Incorporation of arsenic into silicon (001) and germanium (001) for atomic-scale device fabrication. — •Steven R. Schofield — London Centre for Nanotechnology, University College London, 17-19 Gordon St, WC1H 0AH, United Kingdom

Atomic-scale electronic devices can be fabricated via the deterministic placement of individual donor atoms in semiconductors. The commonly-used technique involves the thermal decomposition of phosphine on the Si(001) surface and the patterning of a hydrogen resist layer for spatial control. However, it is now established that the desorption of phosphorus from the surface during the thermal incorporation anneal limits the scale-up of this method, e.g., for the fabrication of large numbers of qubits. In this talk, I will present exciting new work in our group demonstrating the excellent characteristics of arsine adsorption to both Si(001) and Ge(001) for the creation of atomic-scale devices. I will present combined scanning tunnelling microscopy and density functional theory work demonstrating that arsenic incorporates into the Ge(001) surface at room temperature when exposed to arsine, thus eliminating the need for the thermal anneal that is so problematic for phosphine on Si(001).
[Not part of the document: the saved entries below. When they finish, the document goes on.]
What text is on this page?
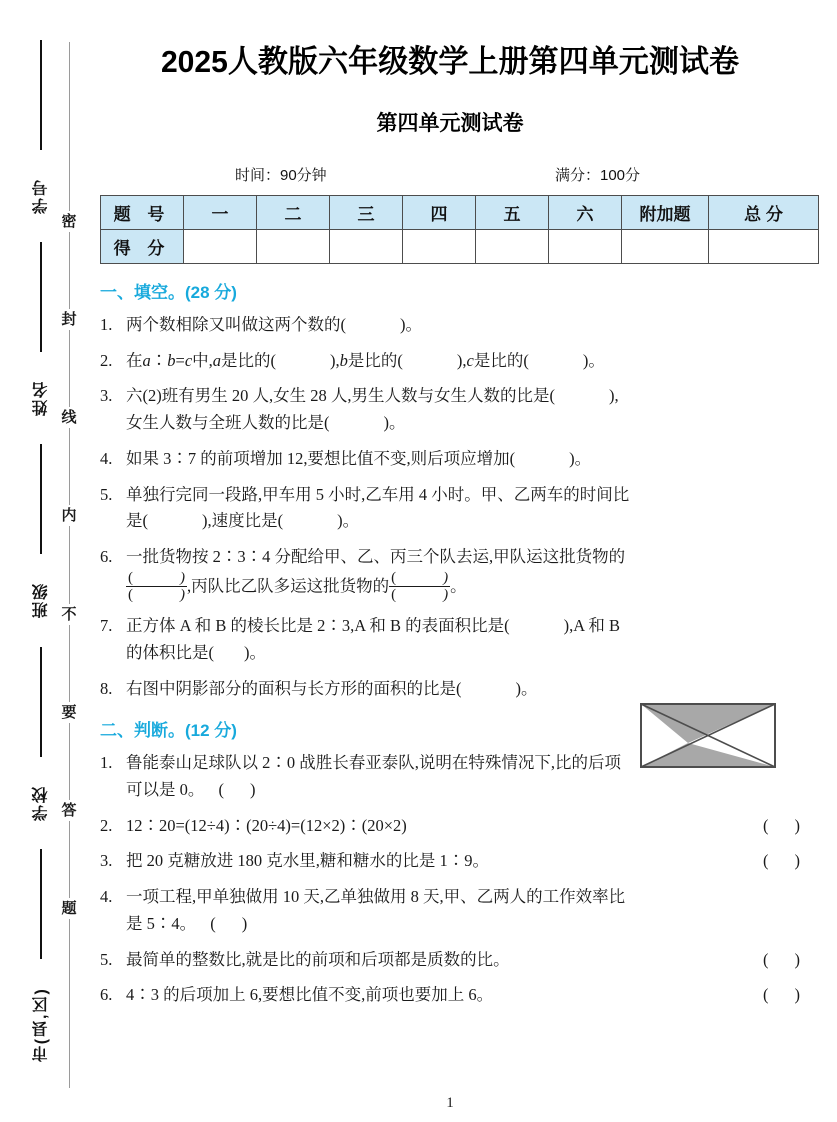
学号
姓名
班级
学校
市(县,区)
密
封
线
内
不
要
答
题
2025人教版六年级数学上册第四单元测试卷
第四单元测试卷
时间：90分钟	满分：100分
题 号	一	二	三	四	五	六	附加题	总 分
得 分								
一、填空。(28 分)
1. 两个数相除又叫做这两个数的(	)。
2. 在a∶b=c中,a是比的(	),b是比的(	),c是比的(	)。
3. 六(2)班有男生 20 人,女生 28 人,男生人数与女生人数的比是(	),
女生人数与全班人数的比是(	)。
4. 如果 3∶7 的前项增加 12,要想比值不变,则后项应增加(	)。
5. 单独行完同一段路,甲车用 5 小时,乙车用 4 小时。甲、乙两车的时间比
是(	),速度比是(	)。
6. 一批货物按 2∶3∶4 分配给甲、乙、丙三个队去运,甲队运这批货物的
(	)
(	) ,丙队比乙队多运这批货物的 (	)
(	) 。
7. 正方体 A 和 B 的棱长比是 2∶3,A 和 B 的表面积比是(	),A 和 B
的体积比是( )。
8. 右图中阴影部分的面积与长方形的面积的比是(	)。
二、判断。(12 分)
1. 鲁能泰山足球队以 2∶0 战胜长春亚泰队,说明在特殊情况下,比的后项
可以是 0。 ( )
2. 12∶20=(12÷4)∶(20÷4)=(12×2)∶(20×2)	( )
3. 把 20 克糖放进 180 克水里,糖和糖水的比是 1∶9。	( )
4. 一项工程,甲单独做用 10 天,乙单独做用 8 天,甲、乙两人的工作效率比
是 5∶4。 ( )
5. 最简单的整数比,就是比的前项和后项都是质数的比。	( )
6. 4∶3 的后项加上 6,要想比值不变,前项也要加上 6。	( )
1
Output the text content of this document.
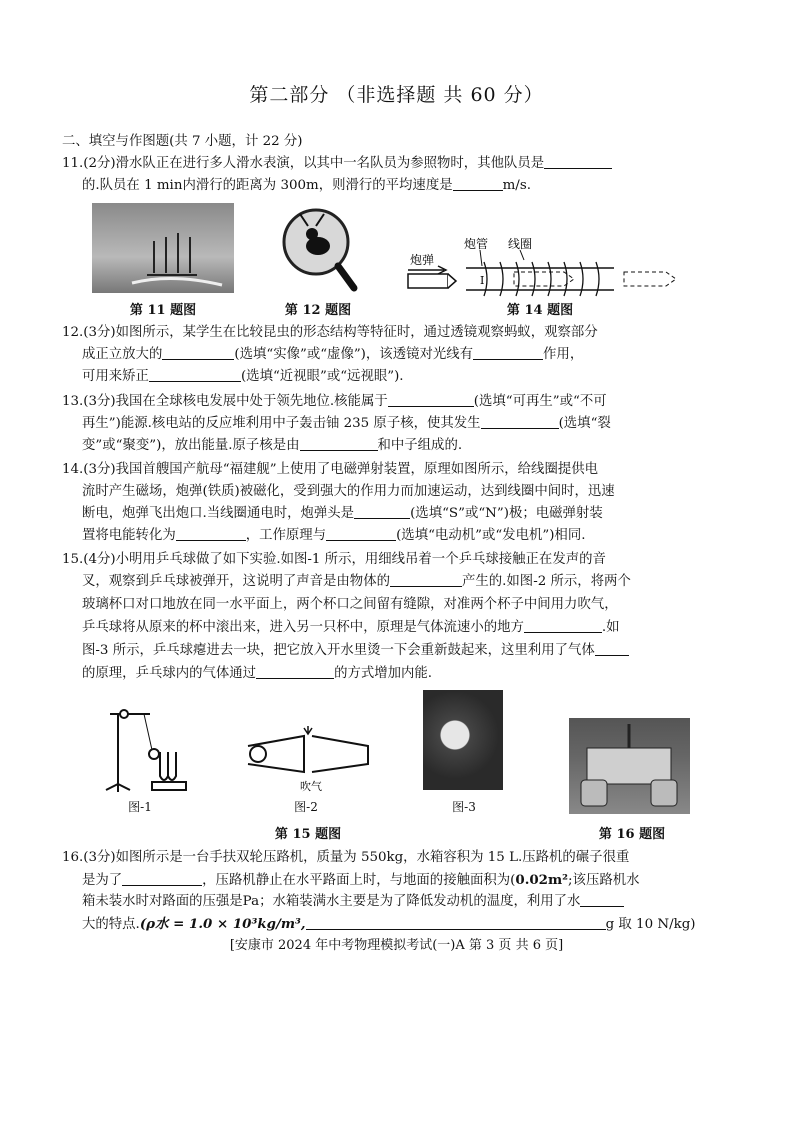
第二部分 （非选择题 共 60 分）
二、填空与作图题(共 7 小题，计 22 分)
11.(2分)滑水队正在进行多人滑水表演，以其中一名队员为参照物时，其他队员是
的.队员在 1 min内滑行的距离为 300m，则滑行的平均速度是	m/s.
第 11 题图	第 12 题图
炮弹
炮管 线圈
I
第 14 题图
12.(3分)如图所示，某学生在比较昆虫的形态结构等特征时，通过透镜观察蚂蚁，观察部分
成正立放大的	(选填“实像”或“虚像”)，该透镜对光线有	作用，
可用来矫正	(选填“近视眼”或“远视眼”).
13.(3分)我国在全球核电发展中处于领先地位.核能属于	(选填“可再生”或“不可
再生”)能源.核电站的反应堆利用中子轰击铀 235 原子核，使其发生	(选填“裂
变”或“聚变”)，放出能量.原子核是由	和中子组成的.
14.(3分)我国首艘国产航母“福建舰”上使用了电磁弹射装置，原理如图所示，给线圈提供电
流时产生磁场，炮弹(铁质)被磁化，受到强大的作用力而加速运动，达到线圈中间时，迅速
断电，炮弹飞出炮口.当线圈通电时，炮弹头是	(选填“S”或“N”)极；电磁弹射装
置将电能转化为	，工作原理与	(选填“电动机”或“发电机”)相同.
15.(4分)小明用乒乓球做了如下实验.如图-1 所示，用细线吊着一个乒乓球接触正在发声的音
叉，观察到乒乓球被弹开，这说明了声音是由物体的	产生的.如图-2 所示，将两个
玻璃杯口对口地放在同一水平面上，两个杯口之间留有缝隙，对准两个杯子中间用力吹气，
乒乓球将从原来的杯中滚出来，进入另一只杯中，原理是气体流速小的地方	.如
图-3 所示，乒乓球瘪进去一块，把它放入开水里烫一下会重新鼓起来，这里利用了气体
的原理，乒乓球内的气体通过	的方式增加内能.
图-1
吹气
图-2	图-3
第 15 题图	第 16 题图
16.(3分)如图所示是一台手扶双轮压路机，质量为 550kg，水箱容积为 15 L.压路机的碾子很重
是为了	，压路机静止在水平路面上时，与地面的接触面积为(0.02m²;该压路机水
箱未装水时对路面的压强是Pa；水箱装满水主要是为了降低发动机的温度，利用了水
大的特点.(ρ水 = 1.0 × 10³kg/m³,	g 取 10 N/kg)
[安康市 2024 年中考物理模拟考试(一)A 第 3 页 共 6 页]
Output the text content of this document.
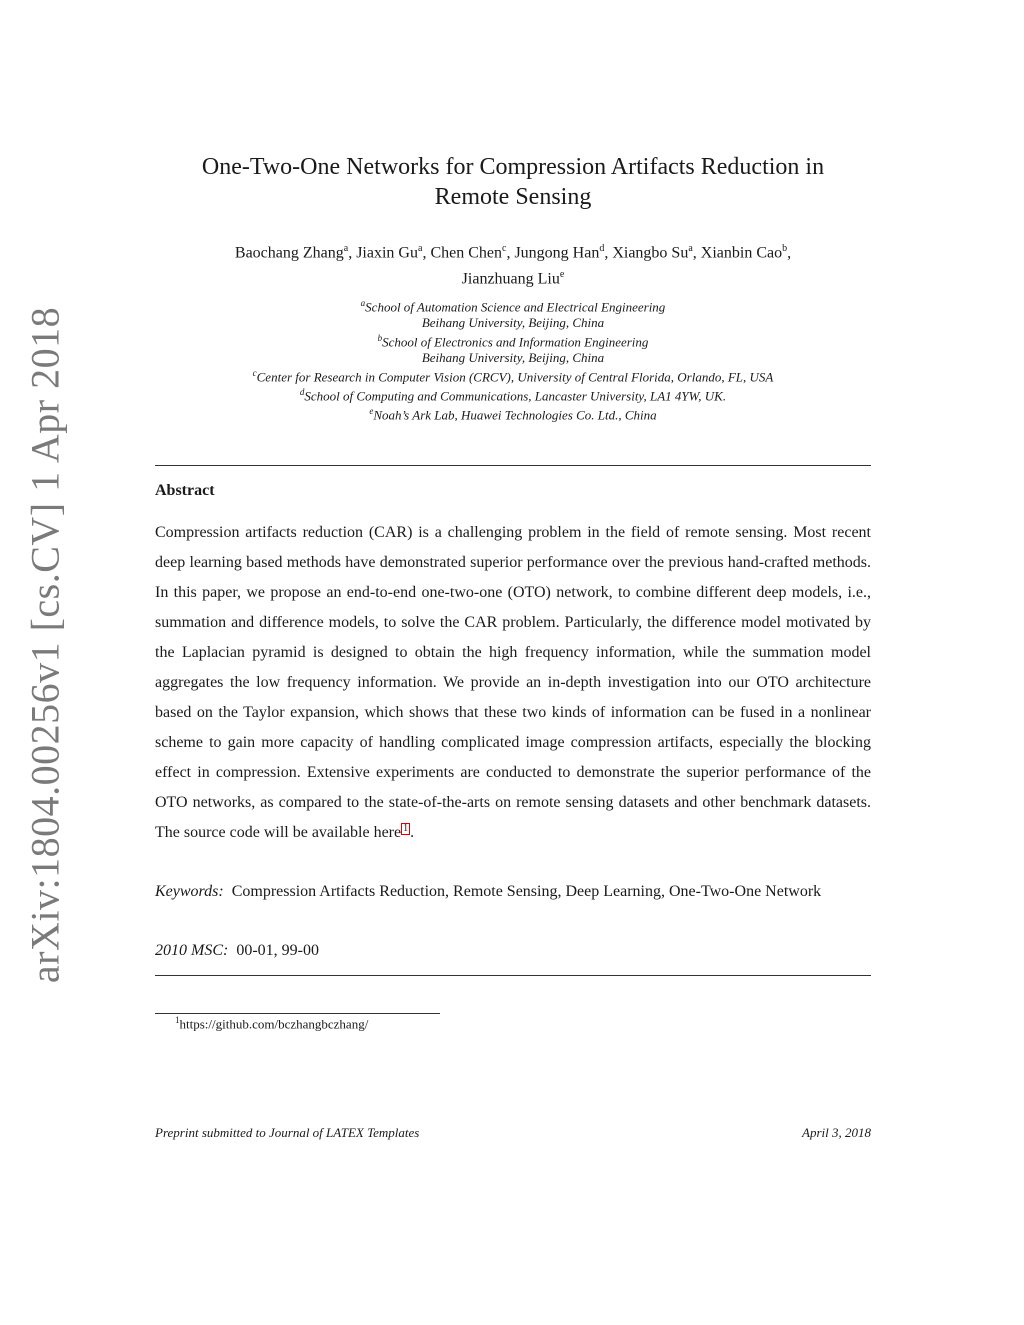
arXiv:1804.00256v1 [cs.CV] 1 Apr 2018
One-Two-One Networks for Compression Artifacts Reduction in
Remote Sensing
Baochang Zhang$^a$, Jiaxin Gu$^a$, Chen Chen$^c$, Jungong Han$^d$, Xiangbo Su$^a$, Xianbin Cao$^b$,
Jianzhuang Liu$^e$
$^a$School of Automation Science and Electrical Engineering
Beihang University, Beijing, China
$^b$School of Electronics and Information Engineering
Beihang University, Beijing, China
$^c$Center for Research in Computer Vision (CRCV), University of Central Florida, Orlando, FL, USA
$^d$School of Computing and Communications, Lancaster University, LA1 4YW, UK.
$^e$Noah’s Ark Lab, Huawei Technologies Co. Ltd., China
Abstract

Compression artifacts reduction (CAR) is a challenging problem in the field of remote sensing. Most recent deep learning based methods have demonstrated superior performance over the previous hand-crafted methods. In this paper, we propose an end-to-end one-two-one (OTO) network, to combine different deep models, i.e., summation and difference models, to solve the CAR problem. Particularly, the difference model motivated by the Laplacian pyramid is designed to obtain the high frequency information, while the summation model aggregates the low frequency information. We provide an in-depth investigation into our OTO architecture based on the Taylor expansion, which shows that these two kinds of information can be fused in a nonlinear scheme to gain more capacity of handling complicated image compression artifacts, especially the blocking effect in compression. Extensive experiments are conducted to demonstrate the superior performance of the OTO networks, as compared to the state-of-the-arts on remote sensing datasets and other benchmark datasets. The source code will be available here 1 .

Keywords: Compression Artifacts Reduction, Remote Sensing, Deep Learning, One-Two-One Network

2010 MSC: 00-01, 99-00

$^1$https://github.com/bczhangbczhang/
Preprint submitted to Journal of LATEX Templates	April 3, 2018
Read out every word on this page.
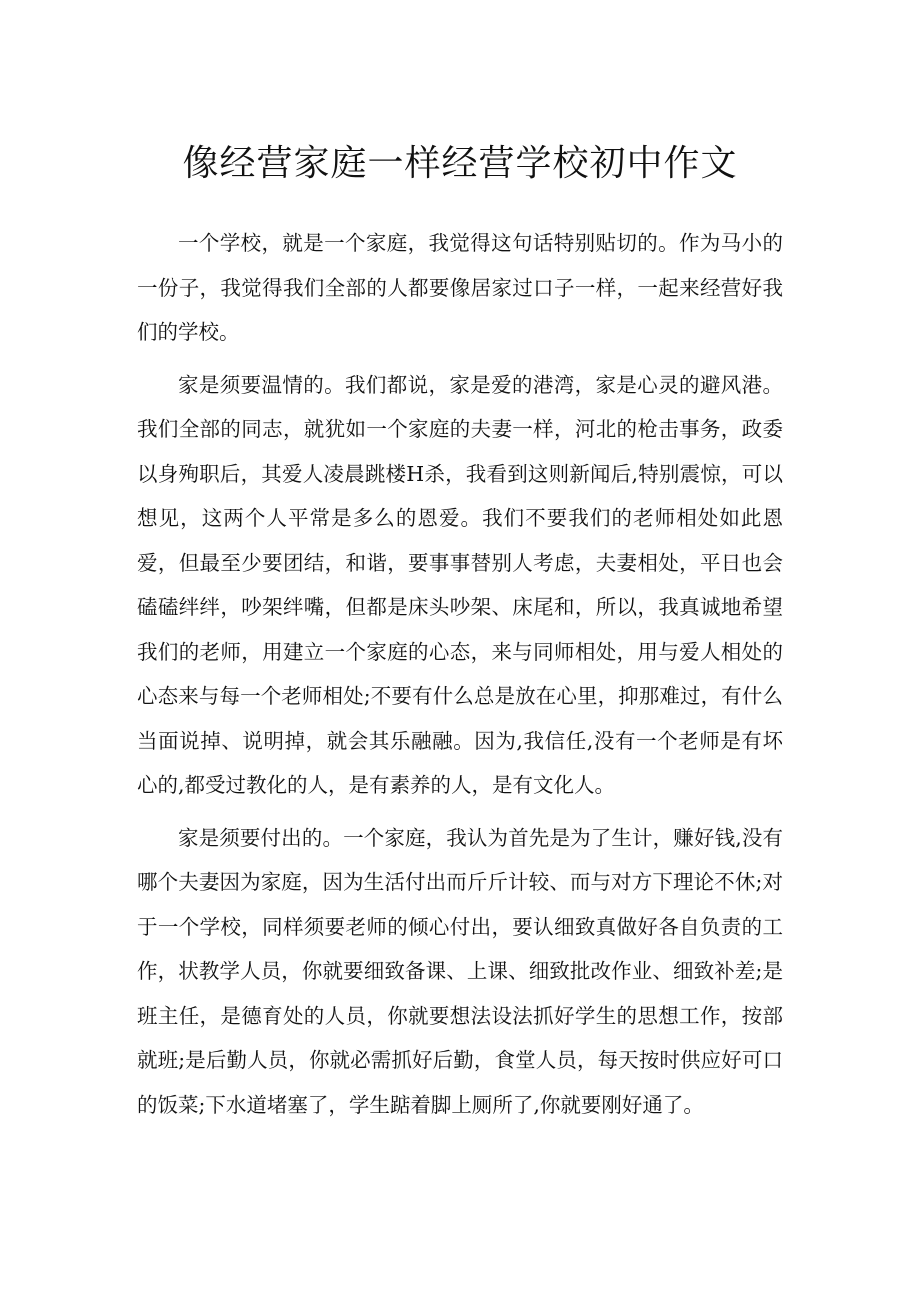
像经营家庭一样经营学校初中作文

一个学校，就是一个家庭，我觉得这句话特别贴切的。作为马小的一份子，我觉得我们全部的人都要像居家过口子一样，一起来经营好我们的学校。

家是须要温情的。我们都说，家是爱的港湾，家是心灵的避风港。我们全部的同志，就犹如一个家庭的夫妻一样，河北的枪击事务，政委以身殉职后，其爱人凌晨跳楼H杀，我看到这则新闻后,特别震惊，可以想见，这两个人平常是多么的恩爱。我们不要我们的老师相处如此恩爱，但最至少要团结，和谐，要事事替别人考虑，夫妻相处，平日也会磕磕绊绊，吵架绊嘴，但都是床头吵架、床尾和，所以，我真诚地希望我们的老师，用建立一个家庭的心态，来与同师相处，用与爱人相处的心态来与每一个老师相处;不要有什么总是放在心里，抑那难过，有什么当面说掉、说明掉，就会其乐融融。因为,我信任,没有一个老师是有坏心的,都受过教化的人，是有素养的人，是有文化人。

家是须要付出的。一个家庭，我认为首先是为了生计，赚好钱,没有哪个夫妻因为家庭，因为生活付出而斤斤计较、而与对方下理论不休;对于一个学校，同样须要老师的倾心付出，要认细致真做好各自负责的工作，状教学人员，你就要细致备课、上课、细致批改作业、细致补差;是班主任，是德育处的人员，你就要想法设法抓好学生的思想工作，按部就班;是后勤人员，你就必需抓好后勤，食堂人员，每天按时供应好可口的饭菜;下水道堵塞了，学生踮着脚上厕所了,你就要刚好通了。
Furthermore, I will present soft x-ray angle-resolved photoelectron spectroscopy (SX-ARPES) measurements of delta-doped layers in silicon that demonstrate higher confinement for arsenic layers compared to phosphorus layers. Our new results offer exciting opportunities for the fabrication of donor-based devices and their scale-up to the large numbers of qubits required for the fabrication of technological quantum devices.